Bakın, sevgili (!) milletvekillerimiz…
130 taneniz oylamaya katılmamışsınız. Siz kimsiniz? Bir gün izninizi mi unuttuk, yoksa sabah alarmınız mı çalmadı? Kahvaltıda menemeni biraz fazla mı kaçırdınız?
Milletvekilliği nedir bilir misiniz? Oturduğunuz yerden “baklava mı, börek mi” diye anket yapmak değildir. Instagram hikâyelerinde köylüyle fotoğraf çektirip “halkımızla bir aradayız” yazmak hiç değildir. Oylamaya katılmamak, halkın aklıyla alay etmektir. Siz hangi gezegende yaşıyorsunuz? Yoksa iklim kanunuyla birlikte Mars’a mı taşınacaksınız, haberimiz mi yok?
Gelelim “İklim Kanunu” meselesine.
İsmine bakınca sanırsın Amazon Ormanları’na yeni oksijen bağışı yapıyorlar. O kadar masum duruyor ki… Ama içerik? Al gülüm, ver gülüm! Yine sermayenin önünü aç, doğayı sat, vatandaşı dertle baş başa bırak. Sonra da “Biz doğayı çok seviyoruz” diye mikrofon başında fidan dikin.
Bir kanun var ortada, milletin geleceğini ilgilendiriyor. Ve 130 milletvekili ortada yok. Çaya mı gittiniz? Nargileye mi daldınız? Yoksa Meclis’te arka bahçede mangal mı yaktınız?
Üstelik muhalefet, sizin de tadınız tuzunuz kalmamış. Hani nerede o meşhur “halk için, doğa için, gelecek için” sloganlarınız? Meğer “katılmama” şampiyonası varmış da haberimiz yokmuş. Tebrikler, kupayı siz aldınız.
Oylamaya katılmayanlara küçük bir öneri: Bir dahaki seçimde oy istemeye gittiğinizde “Biz katılmıyoruz” deyin, bakın bakalım vatandaş ne diyor. Oy pusulasında da “katılmadı” yazsın, belki o zaman hatırlarsınız nerede olduğunuzu.

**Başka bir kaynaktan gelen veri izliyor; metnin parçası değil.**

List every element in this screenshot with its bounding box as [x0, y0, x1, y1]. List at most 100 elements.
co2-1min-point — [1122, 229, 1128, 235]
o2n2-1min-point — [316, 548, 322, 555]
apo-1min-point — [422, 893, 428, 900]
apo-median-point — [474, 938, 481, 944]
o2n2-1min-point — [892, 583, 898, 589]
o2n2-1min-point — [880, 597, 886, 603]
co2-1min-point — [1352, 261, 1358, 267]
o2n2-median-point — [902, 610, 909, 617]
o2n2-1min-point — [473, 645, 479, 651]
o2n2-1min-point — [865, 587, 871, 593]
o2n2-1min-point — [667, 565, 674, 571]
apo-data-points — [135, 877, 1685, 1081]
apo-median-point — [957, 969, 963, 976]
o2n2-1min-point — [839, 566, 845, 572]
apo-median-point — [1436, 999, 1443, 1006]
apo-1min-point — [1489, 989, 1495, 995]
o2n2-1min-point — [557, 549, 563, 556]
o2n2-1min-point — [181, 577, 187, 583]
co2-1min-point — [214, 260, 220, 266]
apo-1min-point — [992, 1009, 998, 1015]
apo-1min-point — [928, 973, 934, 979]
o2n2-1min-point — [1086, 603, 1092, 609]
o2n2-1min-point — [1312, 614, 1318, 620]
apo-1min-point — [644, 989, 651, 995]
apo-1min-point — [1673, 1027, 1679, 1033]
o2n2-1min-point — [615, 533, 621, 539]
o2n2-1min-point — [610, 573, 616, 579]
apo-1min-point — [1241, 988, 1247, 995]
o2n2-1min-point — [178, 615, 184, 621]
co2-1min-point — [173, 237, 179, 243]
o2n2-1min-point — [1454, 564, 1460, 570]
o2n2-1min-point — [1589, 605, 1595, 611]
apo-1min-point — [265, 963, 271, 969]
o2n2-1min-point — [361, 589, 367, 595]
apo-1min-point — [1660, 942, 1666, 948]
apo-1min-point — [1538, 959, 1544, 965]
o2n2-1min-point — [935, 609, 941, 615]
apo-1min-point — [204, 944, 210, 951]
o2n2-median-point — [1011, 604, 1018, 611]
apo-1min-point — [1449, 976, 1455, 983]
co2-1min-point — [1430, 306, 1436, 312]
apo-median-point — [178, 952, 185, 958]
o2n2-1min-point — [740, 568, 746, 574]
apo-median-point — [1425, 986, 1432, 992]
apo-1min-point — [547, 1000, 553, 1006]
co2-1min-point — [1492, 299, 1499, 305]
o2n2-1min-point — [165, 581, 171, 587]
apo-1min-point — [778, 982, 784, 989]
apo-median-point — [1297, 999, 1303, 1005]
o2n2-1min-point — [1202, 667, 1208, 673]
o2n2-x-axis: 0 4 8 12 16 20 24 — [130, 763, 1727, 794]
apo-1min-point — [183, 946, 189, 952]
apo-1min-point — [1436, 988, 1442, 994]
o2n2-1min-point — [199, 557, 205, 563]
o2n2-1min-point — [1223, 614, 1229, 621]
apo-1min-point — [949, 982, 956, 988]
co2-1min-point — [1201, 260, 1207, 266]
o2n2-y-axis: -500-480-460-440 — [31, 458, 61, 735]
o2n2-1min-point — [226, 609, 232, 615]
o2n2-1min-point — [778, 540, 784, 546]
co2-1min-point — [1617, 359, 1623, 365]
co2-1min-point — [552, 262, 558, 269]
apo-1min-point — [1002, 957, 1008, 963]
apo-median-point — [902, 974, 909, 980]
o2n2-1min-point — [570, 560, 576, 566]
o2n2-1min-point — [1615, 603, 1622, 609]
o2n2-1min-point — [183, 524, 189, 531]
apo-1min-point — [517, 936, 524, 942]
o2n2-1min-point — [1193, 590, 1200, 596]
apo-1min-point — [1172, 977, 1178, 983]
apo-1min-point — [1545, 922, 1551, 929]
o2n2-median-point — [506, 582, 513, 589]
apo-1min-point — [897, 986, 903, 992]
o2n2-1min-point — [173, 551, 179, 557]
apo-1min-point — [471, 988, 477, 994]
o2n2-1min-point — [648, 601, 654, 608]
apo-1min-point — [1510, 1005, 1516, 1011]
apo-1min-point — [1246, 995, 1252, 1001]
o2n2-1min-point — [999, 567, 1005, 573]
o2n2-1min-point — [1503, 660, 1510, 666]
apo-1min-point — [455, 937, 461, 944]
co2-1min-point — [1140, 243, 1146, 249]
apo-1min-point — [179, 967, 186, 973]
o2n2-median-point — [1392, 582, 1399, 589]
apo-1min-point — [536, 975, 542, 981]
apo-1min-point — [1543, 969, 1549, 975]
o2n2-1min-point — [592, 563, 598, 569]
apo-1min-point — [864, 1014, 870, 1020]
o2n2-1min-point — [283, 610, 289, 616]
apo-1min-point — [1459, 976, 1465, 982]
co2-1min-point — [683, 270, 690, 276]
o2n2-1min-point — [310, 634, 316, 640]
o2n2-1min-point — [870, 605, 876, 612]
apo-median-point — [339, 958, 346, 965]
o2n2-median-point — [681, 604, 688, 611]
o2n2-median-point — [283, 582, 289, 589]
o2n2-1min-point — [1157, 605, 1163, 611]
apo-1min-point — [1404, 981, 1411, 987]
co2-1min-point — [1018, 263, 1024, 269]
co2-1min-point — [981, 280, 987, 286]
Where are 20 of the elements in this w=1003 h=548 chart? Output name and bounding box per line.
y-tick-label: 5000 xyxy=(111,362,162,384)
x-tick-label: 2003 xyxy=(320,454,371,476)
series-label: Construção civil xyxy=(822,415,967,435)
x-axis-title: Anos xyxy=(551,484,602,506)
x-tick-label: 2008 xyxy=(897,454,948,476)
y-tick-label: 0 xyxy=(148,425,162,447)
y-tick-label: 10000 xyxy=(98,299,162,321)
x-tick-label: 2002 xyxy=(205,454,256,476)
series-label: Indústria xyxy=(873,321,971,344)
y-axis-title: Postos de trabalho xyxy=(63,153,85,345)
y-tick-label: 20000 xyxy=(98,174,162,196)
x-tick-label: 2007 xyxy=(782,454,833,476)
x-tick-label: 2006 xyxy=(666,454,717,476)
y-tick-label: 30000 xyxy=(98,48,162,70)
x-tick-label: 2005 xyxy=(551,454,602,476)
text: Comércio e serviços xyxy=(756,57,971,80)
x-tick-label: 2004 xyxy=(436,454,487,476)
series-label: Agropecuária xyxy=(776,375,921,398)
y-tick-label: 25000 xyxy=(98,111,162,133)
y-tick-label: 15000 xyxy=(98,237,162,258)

Sonuç? Yine halk kaybetti. Yine rant, yine çıkar, yine koltuk. Siz bir gün olsun halkın hayrına bir şey yapın da, biz de şaşırıp boğazımıza lokma kaçırıp hastanelik olalım.
Hani derler ya: “Bir gün olsun beddua almayın.”
Yok, yok… Siz onu da beceremediniz.
Helal olsun (!)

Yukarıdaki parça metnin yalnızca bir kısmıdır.